The problem can also be written using matrix notation with the backend=:default option:

x0 = [ 0
       1 ]
A  = [ 0 1
      -1 0 ]
B  = [ 0
       1 ]
Q  = [ 1 0
       0 1 ]
R  = 1
tf = 3

ocp = @def begin
    t ∈ [0, tf], time
    x ∈ R², state
    u ∈ R, control
    x(0) == x0
    ẋ(t) == A * x(t) + B * u(t)
    0.5∫( x(t)' * Q * x(t) + u(t)' * R * u(t) ) → min
end

solve(ocp; backend=:default, display=false)
• Solver:
  ✓ Successful  : true
  │  Status     : first_order
  │  Message    : Ipopt/generic
  │  Iterations : 1
  │  Objective  : 0.6487769511462064
  └─ Constraints violation : 1.6653345369377348e-16

• Boundary duals: [-0.3840292738668005, -1.2975539022924134]
Known issue

Not using backend=:default with the ADNLPModels modeler (the default one) for the matrix form will lead to an error. This is a known issue.

Solving the problem for different final times

We solve the problem for $t_f \in \{3, 5, 30\}$.

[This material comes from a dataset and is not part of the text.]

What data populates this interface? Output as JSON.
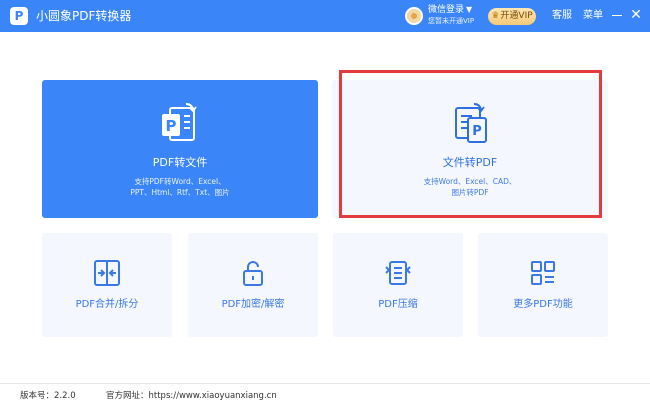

solutions = []   # empty list of solutions
tfs = [3, 5, 30]

for tf ∈ tfs
    solution = solve(lqr(tf), display=false)
    push!(solutions, solution)
end

# Display costs and final states
for i ∈ eachindex(solutions)
    x_func = state(solutions[i])
    obj = objective(solutions[i])
    println("tf = $(tfs[i]): cost = ", obj, ", x(tf) = ", x_func(tfs[i]))
end
tf = 3: cost = 0.6487769511462066, x(tf) = [-0.007109901575137315, -0.29045114508110004]
tf = 5: cost = 0.6739978893835569, x(tf) = [-0.05967937514820354, 0.03998436697726532]
tf = 30: cost = 0.6760967247269782, x(tf) = [-3.082783736618744e-9, -4.5086420707995956e-10]

Plotting the Solutions

We plot the state and control variables using normalized time $s = (t - t_0)/(t_f - t_0)$:

plt = plot()
for i ∈ eachindex(solutions)
    plot!(plt, solutions[i], :state, :control; time=:normalize, label="tf = $(tfs[i])")
end

px1 = plot(plt[1], legend=false, xlabel="s", ylabel="x₁")
px2 = plot(plt[2], legend=true, xlabel="s", ylabel="x₂")
pu  = plot(plt[3], legend=false, xlabel="s", ylabel="u")
plot(px1, px2, pu, layout=(1, 3), size=(800, 300), leftmargin=5mm, bottommargin=5mm)
Example block output
Nota bene

We can observe that $x(t_f)$ converges to the origin as $t_f$ increases. This illustrates a fundamental property of the LQR problem: as the horizon extends, the optimal solution approaches the steady-state infinite-horizon LQR regulator, which drives the state to the origin with minimal cost.